Tuesday, March 15. 2022
SEC Announces Proposed Short Sale Disclosure Rule, Order Marking Requirement, and CAT Amendments and Reopens Comment Period for Proposed Rule 10c-1
Short Position and Short Activity Reporting by Institutional Investment Managers
The proposed rule and related form are designed to implement the following changes:
- provide greater transparency through the publication of short sale related data to investors and other market participants
- institutional money managers that meet or exceed a specified reporting threshold would be required to report via EDGAR, on a monthly basis using the proposed form, specified short position data and short activity data for equity securities
Further details on the proposed rules and amendments are available on the SEC’s Enhancing Short Sale Disclosure fact sheet on sec.gov.
The public may submit feedback on matters related to the Proposal during the comment period which will remain open for 30 days after publication in the Federal Register. For more information on the comment period and instructions on how to respond, see the Proposed Rule on the SEC’s website. The proposal will be published on the SEC’s website and in the Federal Register.
Additionally, the SEC is proposing a new rule amendment to the national market system plan governing the consolidated audit trail (CAT) to require the reporting of “buy to cover” order marking information and dependence on the bona fide market making exception in the SEC’s short sale rules. The proposed amendments also include a provision that would require each CAT reporting firm to indicate where it is asserting use of the bona fide market making exception under Regulation SHO.
The public may submit feedback on matters related to the Proposal during the comment period, which will remain open for 30 days after publication in the Federal Register. For more information on the comment period and instructions on how to respond, see the Proposed Rule on the SEC’s website. The proposal will be published on the SEC’s website and in the Federal Register.
Proposed Form SHO
Should the proposed rule is approved, institutional money managers would be required to file confidential Proposed Form SHO with the SEC via EDGAR within 14 calendar days after the end of each calendar month. This would pertain to each equity security and all accounts over which the manager meets or exceeds either of the following thresholds:
- For any equity security of an issuer that is registered pursuant to Section 12 of the Exchange Act or for which the issuer must file reports pursuant to section 15(d) of the Exchange Act in which the manager meets or exceeds either (1) a gross short position in the equity security valued at $10 million USD or more at the close of any settlement date during the calendar month, or (2) a monthly average gross short position as a percentage of shares outstanding in the equity security of 2.5% or more
- For any equity security of an issuer that is not a reporting company issuer in which the manager meets or exceeds a gross short position in the equity security valued at $500,000 USD or more at the close of any settlement date during the calendar month
A manager would now be required to report the following information:
- the name of the eligible security
- the end-of-month gross short position information
- daily trading activity that affects a manager’s reported gross short position for each settlement date during the calendar month reporting period
In accordance with information reported in Proposed Form SHO, the SEC would publish the following:
- the issuer’s name and identifying information related to the issuer;
- the aggregated gross short position across all reporting managers in the reported security at the close of the last settlement date of the calendar month of the reporting period, as well as the corresponding dollar value of this reported gross short position;
- the percentage of the reported aggregate gross short position that is reported as being fully hedged, partially hedged, or not hedged; and
- for each reported settlement date during the calendar month reporting period, the “net” activity in the reported security, as aggregated across all reporting managers within 14 business days of the calendar-month-end reporting deadline.

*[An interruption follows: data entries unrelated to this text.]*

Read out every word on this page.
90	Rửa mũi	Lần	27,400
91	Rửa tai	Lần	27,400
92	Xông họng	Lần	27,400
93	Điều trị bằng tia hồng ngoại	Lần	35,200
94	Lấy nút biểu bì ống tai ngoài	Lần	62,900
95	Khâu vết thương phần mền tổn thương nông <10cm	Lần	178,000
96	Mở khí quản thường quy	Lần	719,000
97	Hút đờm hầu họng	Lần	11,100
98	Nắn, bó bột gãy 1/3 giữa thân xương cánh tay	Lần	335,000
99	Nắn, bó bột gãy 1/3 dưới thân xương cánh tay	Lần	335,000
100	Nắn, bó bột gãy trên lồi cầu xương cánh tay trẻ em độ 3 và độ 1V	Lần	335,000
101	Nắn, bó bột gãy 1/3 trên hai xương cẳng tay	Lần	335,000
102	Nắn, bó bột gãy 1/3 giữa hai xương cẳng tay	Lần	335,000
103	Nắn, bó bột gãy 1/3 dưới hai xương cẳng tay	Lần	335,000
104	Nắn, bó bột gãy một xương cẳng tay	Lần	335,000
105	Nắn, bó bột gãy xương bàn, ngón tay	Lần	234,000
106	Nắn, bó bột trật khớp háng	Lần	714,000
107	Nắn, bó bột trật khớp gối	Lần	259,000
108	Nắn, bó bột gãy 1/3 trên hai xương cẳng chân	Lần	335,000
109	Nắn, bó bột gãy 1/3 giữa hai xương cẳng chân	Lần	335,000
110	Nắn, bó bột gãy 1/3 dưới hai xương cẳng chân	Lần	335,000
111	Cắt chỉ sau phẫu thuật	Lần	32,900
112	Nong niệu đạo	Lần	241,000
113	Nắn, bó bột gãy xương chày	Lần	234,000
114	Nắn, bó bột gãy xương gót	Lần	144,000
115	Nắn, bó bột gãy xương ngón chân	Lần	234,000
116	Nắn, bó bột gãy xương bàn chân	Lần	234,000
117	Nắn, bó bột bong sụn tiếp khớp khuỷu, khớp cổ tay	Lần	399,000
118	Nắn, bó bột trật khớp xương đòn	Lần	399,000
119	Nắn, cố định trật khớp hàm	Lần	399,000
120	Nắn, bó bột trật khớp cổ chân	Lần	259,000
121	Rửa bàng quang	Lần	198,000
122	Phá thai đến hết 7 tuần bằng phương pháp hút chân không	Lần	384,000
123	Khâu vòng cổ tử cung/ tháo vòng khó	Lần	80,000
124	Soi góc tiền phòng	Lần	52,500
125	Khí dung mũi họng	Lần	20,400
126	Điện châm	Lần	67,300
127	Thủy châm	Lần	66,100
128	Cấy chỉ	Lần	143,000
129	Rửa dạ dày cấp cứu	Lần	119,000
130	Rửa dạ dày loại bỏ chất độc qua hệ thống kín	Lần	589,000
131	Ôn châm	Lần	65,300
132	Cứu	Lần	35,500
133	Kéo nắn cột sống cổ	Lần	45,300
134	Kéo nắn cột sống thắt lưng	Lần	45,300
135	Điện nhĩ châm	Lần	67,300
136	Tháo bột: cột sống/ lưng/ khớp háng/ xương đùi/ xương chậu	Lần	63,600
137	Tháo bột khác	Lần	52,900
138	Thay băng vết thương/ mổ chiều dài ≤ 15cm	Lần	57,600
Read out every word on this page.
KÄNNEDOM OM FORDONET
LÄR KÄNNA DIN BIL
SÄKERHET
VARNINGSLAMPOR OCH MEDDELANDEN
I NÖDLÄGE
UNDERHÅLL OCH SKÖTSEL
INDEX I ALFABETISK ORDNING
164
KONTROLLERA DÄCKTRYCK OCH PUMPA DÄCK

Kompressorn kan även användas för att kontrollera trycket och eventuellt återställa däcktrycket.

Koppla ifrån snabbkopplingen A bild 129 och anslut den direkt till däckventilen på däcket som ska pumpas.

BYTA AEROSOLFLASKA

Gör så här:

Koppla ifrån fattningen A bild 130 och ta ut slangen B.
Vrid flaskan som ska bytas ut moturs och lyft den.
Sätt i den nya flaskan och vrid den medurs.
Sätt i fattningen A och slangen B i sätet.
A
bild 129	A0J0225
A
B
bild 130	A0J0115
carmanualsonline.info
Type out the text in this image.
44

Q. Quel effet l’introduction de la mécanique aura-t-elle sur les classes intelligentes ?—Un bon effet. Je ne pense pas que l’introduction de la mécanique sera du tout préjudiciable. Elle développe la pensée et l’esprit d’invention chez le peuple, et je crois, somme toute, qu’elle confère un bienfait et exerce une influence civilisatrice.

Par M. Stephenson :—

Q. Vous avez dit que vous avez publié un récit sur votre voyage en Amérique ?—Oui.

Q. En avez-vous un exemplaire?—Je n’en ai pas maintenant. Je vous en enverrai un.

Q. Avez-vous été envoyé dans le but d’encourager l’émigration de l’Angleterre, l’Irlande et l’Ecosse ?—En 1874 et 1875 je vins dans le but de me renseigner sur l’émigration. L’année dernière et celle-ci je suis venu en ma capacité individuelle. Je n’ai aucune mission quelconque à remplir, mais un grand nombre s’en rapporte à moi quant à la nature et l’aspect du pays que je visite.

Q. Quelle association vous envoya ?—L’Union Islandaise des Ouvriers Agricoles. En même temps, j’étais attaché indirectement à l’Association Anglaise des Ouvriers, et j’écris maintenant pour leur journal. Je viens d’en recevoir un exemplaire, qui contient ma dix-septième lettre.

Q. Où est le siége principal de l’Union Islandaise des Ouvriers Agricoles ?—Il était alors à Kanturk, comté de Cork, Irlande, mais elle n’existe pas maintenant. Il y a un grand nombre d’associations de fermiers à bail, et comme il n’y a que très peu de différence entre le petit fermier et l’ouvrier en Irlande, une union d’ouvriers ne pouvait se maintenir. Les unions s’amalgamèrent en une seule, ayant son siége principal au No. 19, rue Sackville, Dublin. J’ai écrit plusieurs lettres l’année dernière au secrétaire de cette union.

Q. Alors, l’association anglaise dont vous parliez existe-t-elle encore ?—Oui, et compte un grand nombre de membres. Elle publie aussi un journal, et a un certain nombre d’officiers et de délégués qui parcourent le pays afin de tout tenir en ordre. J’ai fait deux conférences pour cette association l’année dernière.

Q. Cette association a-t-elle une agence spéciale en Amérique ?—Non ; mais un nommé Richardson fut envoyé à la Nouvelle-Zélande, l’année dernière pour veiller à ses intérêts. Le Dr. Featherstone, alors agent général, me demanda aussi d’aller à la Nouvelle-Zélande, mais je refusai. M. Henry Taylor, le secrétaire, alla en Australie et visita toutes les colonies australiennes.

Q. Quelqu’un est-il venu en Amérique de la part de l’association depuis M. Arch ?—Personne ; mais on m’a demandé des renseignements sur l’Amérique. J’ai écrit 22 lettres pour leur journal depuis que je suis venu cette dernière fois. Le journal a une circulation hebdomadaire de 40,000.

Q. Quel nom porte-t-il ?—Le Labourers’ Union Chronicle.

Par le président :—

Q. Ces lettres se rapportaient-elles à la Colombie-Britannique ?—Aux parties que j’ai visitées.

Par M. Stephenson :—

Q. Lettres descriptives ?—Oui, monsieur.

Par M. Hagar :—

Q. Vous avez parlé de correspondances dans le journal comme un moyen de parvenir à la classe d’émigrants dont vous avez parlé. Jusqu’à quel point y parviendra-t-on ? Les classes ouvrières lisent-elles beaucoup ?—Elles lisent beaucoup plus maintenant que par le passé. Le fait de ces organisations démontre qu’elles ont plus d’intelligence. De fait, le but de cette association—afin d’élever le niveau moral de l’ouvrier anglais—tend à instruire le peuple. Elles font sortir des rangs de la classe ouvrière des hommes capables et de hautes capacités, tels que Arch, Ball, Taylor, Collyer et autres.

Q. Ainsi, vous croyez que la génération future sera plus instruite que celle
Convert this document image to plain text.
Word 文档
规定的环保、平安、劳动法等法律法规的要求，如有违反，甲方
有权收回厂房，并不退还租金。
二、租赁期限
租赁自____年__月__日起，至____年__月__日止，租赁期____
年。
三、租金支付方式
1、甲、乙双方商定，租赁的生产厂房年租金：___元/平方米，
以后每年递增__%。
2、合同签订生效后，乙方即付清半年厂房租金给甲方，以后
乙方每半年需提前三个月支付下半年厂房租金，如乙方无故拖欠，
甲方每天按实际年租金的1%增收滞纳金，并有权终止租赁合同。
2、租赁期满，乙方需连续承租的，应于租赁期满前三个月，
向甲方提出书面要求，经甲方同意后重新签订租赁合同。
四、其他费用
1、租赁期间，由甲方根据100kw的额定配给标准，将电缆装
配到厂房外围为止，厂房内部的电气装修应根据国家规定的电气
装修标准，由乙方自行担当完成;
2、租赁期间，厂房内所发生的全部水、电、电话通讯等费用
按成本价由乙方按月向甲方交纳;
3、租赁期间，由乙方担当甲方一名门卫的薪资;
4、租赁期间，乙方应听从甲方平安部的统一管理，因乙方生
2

The proposal suggests From SHO would be submitted to EDGAR in a structured data format, such as XML.
Reopening of Comment Period for Reporting of Securities Loans
The SEC announced that it has also reopened the comment period for proposed Rule 10c-1 under the Exchange Act, regarding the reporting of securities loans. The proposal was initially issued on November 18, 2021 with a comment period that ended January 7, 2022. The SEC is reopening the comment period for the proposed rule in consideration of the proposed rule concerning short sale disclosure. The SEC is requesting feedback regarding the potential impact of the proposed short sale disclosure rule that the SEC should consider when determining whether to adopt the proposed rule regarding the reporting of securities loans.
This proposed rule is intended to enhance the transparency and efficiency of the securities lending market by requiring a person that loans a security on behalf of itself or another person to disclose both the material terms of those securities lending transactions and related information concerning the securities the person has on loan and available to loan to a registered national securities association.
Interested parties may respond to the proposal’s reopening on or by April 1, 2022. For specific information on the comment period and instructions on how to submit feedback, see the Proposed Rule on the SEC’s website.